Alors aujourd’hui j’écris ce texte. Pas pour me défendre. Pas pour remettre en question l’enseignement de l’Église que j’aime et dont je fais partie corps et âme. Mais parce que la vérité, pour être reçue, doit être portée avec douceur, et parce qu’il y a des femmes comme moi qui méritent d’être nommées dans ces conversations, pas oubliées dans un coin de honte silencieuse.

Ce que je porte
Je suis atteinte d’un SOPK (syndrome des ovaires polykystiques depuis peu rebaptisé SMOP: syndrome métabolique ovarien polyendocrinien), une maladie hormonale chronique que mon corps porte depuis toujours et qui façonne chaque dimension de ma santé. Ce n’est pas une maladie qu’on voit. Elle ne se lit pas sur un visage, elle ne se porte pas comme un plâtre ou une béquille. Elle se vit de l’intérieur, dans le silence du quotidien, et c’est peut-être pour ça qu’elle est si souvent incomprise.
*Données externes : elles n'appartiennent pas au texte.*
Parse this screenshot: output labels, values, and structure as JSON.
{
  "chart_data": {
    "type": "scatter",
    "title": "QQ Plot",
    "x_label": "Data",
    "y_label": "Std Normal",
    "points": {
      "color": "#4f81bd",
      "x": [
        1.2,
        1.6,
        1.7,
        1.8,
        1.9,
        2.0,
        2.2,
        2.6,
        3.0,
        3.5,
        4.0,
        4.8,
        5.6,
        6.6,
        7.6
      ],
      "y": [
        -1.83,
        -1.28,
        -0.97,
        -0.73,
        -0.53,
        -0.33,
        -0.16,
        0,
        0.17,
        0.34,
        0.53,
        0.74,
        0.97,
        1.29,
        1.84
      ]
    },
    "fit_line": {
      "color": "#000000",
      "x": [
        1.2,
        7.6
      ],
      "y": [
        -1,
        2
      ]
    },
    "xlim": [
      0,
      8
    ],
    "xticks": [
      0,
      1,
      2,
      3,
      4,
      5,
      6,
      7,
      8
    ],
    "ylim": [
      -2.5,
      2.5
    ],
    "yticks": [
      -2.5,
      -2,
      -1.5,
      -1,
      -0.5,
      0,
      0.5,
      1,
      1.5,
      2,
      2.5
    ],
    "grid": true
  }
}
Sans traitement, voilà ce que mon quotidien devient : des épisodes dépressifs qui s’installent comme un brouillard épais sur lequel je n’ai aucune prise, une fatigue qui n’est pas de la fatigue ordinaire mais un épuisement de fond, celui qui reste là même après une nuit de sommeil, celui qui coupe les jambes et vide les mots. Des sautes d’humeur que je ne choisis pas, que je ne veux pas, qui arrivent comme des vagues et emportent tout sur leur passage : ma patience, ma douceur, ma joie.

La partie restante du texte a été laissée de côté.